REPUBLIKA.CO.ID, JAKARTA -- Menko Kemaritiman dan Sumber Daya, Rizal Ramli menilai kebijakan Gubernur DKI Jakarta Basuki Tjahaja Purnama (Ahok) memberlakukan kontribusi tambahan terhadap pengembang di pulau reklamasi di Teluk Jakarta, bukanlah hal yang bisa dibanggakan dan justru bertentangan dengan asas good goverment.
"Itu kan Pemda DKI sama saja memperdagangkan kebijakan untuk mengumpulkan uang, ini bertentangan dengan azas good goverment," ujar Rizal dalam acara diskusi di salah satu televisi swasta, Selasa (26/7).
Rizal menilai model pembiayaan off budget ini bukan hal baru yang diterapkan di Indonesia. Sebab rezim orde baru pun telah menggunakan sistem ini. "Model pembiayaan ini sudah dilakukan Orba, harus nyumbang dulu," katanya.
Ia mengakui, memang tidak sepenuhnya sistem ini buruk. Karena ada hasil sumbangan yang digunakan untuk membangun rumah susun dan fasilitas umum lainnya. Namun ia mengatakan siapa yang bisa menjamin soal transparansinya.

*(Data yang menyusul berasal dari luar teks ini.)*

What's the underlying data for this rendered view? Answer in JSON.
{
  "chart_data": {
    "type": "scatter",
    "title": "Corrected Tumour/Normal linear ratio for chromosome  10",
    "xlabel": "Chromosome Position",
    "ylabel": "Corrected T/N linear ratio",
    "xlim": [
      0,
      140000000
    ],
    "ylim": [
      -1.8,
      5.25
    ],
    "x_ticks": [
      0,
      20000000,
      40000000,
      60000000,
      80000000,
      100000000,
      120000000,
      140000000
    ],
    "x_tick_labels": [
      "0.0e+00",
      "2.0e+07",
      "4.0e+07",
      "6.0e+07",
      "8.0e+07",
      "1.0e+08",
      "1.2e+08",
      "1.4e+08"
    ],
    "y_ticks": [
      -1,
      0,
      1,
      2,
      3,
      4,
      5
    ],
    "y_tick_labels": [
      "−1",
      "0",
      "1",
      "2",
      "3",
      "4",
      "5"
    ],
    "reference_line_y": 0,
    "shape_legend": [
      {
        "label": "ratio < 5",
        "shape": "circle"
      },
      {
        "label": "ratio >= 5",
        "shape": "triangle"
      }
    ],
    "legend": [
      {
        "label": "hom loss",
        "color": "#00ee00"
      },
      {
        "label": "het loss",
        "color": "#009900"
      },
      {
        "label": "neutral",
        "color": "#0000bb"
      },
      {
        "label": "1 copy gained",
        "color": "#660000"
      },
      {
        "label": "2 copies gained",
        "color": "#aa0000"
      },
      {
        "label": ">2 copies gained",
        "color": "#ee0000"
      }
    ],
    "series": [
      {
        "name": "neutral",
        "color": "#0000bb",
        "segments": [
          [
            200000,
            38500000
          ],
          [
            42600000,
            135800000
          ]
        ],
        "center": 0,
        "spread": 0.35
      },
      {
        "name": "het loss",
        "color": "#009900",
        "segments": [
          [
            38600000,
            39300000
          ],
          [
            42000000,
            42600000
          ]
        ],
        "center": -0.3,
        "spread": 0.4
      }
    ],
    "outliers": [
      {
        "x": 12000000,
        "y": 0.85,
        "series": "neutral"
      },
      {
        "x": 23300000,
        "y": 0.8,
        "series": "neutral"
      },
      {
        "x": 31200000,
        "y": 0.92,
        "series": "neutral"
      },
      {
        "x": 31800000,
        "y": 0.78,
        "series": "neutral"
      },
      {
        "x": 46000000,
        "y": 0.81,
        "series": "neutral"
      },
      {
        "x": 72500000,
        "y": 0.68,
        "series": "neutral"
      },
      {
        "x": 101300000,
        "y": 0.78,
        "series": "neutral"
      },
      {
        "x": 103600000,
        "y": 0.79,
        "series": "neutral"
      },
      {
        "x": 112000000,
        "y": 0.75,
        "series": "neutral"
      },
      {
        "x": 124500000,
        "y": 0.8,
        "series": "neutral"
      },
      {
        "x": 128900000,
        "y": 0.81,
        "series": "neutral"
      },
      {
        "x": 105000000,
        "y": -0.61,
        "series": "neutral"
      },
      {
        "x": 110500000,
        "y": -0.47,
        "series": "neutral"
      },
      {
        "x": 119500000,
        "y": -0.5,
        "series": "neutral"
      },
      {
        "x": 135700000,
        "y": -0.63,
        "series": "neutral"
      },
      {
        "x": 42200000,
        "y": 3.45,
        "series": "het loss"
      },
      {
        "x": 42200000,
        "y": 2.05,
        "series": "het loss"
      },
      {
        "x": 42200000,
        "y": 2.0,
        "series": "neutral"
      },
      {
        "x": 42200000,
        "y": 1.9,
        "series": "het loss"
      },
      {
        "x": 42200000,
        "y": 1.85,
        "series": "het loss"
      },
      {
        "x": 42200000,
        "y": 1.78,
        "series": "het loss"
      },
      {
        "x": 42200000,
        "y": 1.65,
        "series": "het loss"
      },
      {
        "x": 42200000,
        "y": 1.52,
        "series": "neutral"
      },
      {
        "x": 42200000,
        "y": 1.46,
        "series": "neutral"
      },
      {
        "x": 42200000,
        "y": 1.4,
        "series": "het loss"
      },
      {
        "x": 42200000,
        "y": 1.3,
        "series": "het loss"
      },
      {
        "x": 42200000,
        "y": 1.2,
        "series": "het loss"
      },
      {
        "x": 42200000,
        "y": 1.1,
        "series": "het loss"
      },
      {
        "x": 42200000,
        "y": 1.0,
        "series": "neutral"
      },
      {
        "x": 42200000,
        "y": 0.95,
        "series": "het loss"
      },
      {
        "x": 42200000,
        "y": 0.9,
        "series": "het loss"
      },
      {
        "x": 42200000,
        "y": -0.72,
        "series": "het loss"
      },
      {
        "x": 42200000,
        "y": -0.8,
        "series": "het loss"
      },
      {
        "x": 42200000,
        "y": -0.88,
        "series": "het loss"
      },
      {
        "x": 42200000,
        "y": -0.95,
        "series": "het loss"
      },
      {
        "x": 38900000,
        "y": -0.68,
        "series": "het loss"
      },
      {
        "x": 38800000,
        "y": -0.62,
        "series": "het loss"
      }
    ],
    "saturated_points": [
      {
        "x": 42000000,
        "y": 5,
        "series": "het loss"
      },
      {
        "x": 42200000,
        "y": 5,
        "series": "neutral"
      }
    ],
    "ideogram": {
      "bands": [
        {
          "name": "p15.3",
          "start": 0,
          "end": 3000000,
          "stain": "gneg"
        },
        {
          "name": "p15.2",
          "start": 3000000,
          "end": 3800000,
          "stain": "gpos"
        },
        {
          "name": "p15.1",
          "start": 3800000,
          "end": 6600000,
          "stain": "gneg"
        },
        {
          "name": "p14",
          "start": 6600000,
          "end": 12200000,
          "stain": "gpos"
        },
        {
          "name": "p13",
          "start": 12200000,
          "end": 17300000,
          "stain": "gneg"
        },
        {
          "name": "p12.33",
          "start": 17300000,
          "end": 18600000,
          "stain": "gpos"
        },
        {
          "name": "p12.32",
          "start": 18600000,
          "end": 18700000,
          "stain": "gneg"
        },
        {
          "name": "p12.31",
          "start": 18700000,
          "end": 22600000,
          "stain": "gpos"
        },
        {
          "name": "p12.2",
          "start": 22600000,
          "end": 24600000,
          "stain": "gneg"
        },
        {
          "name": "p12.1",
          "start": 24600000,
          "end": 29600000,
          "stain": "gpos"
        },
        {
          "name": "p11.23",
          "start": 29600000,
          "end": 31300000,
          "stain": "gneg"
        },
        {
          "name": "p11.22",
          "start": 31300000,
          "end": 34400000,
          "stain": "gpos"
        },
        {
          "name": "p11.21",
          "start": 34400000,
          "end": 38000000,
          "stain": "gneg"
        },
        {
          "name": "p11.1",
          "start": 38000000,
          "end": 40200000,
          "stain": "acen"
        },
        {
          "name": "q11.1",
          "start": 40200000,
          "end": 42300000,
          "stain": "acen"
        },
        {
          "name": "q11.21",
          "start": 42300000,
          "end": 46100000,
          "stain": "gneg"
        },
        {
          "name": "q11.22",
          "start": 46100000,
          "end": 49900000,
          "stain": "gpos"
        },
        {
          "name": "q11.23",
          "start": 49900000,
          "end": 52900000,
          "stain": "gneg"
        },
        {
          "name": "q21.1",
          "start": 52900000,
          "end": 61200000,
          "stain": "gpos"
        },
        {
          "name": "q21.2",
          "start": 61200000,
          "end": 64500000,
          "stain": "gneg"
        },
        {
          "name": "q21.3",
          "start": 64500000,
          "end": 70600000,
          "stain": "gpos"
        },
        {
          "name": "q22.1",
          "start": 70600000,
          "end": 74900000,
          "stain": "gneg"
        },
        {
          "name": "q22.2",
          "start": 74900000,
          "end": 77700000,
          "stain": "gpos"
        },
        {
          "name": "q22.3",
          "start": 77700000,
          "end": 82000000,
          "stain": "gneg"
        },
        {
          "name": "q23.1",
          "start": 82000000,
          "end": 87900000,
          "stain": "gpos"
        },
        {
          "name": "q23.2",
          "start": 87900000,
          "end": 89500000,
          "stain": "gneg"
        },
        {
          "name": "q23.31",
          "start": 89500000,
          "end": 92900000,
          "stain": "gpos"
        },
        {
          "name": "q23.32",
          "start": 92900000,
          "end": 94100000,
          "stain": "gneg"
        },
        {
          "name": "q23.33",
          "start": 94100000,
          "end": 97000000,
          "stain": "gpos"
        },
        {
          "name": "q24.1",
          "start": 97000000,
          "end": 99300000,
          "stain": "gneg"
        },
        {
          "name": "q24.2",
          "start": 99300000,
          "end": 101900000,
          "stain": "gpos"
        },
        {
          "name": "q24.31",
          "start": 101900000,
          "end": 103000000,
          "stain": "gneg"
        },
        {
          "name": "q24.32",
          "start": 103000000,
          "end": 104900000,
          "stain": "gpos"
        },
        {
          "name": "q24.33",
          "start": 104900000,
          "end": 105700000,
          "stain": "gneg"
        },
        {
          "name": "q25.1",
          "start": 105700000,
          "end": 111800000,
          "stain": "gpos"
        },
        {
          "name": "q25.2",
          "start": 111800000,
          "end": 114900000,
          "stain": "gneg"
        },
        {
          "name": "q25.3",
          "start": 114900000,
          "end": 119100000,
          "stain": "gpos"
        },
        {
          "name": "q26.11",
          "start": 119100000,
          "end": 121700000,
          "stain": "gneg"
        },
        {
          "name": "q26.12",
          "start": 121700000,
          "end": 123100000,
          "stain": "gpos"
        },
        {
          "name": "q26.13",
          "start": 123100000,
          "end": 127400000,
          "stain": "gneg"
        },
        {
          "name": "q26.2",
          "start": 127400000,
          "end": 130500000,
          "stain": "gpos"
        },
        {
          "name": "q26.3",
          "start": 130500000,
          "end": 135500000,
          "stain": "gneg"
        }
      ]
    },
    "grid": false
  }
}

"Jadi Gubernur DKI ini membuka tradisi lama Orba, ambil sumbangan dulu baru disetujui. Sepertinya memang bagus untuk bangun rusun, tapi ini kan tidak transparan. Sistem off budget ini sudah dilakukan pada saat Orba. Saya dari dulu musuh Orba, saya tidak suka sistem Orba yang buruk diteruskan," jelasnya.
Seperti diberitakan sebelumnya Gubernur DKI Jakarta Basuki Tjahaja Purnama alias Ahok menjelaskan alasan mengapa ngotot untuk mempertahankan kontribusi tambahan sebesar 15 persen dari Nilai Jual Objek Pajak (NJOP) tanah yang dapat terjual di pulau reklamasi. Karena Pemprov DKI bisa mendapatkan kontribusi sebesar Rp84 triliun yang dapat digunakan membangun 120 ribu unit rusun.
"Kami ngotot kalau tidak 15 persen tidak mungkin. Dari Simulasi hitungan staf saya saja kalau 15 persen dan langsung terjual 2016 dengan NJOP sekarang, kita bisa dapat kontribusi Rp84 triliun yang bisa digunakan untuk membangun 120 ribu rusun unit. Kalau penjualan sampai 10 tahun dari menguruk sampai jual 2027 kami akan dapat kirap-kira dapat Rp158 triliun untuk kontribusi mengatasi banjir DKI. Itu alasan kenapa eksekutif tidak mau kompromi soal kontribusi tambahan yang menurut kami dasar hukum sangat jelas," kata Ahok di pengadilan Tindak Pidana Korupsi (Tipikor) Jakarta Pusat, Senin (25/7).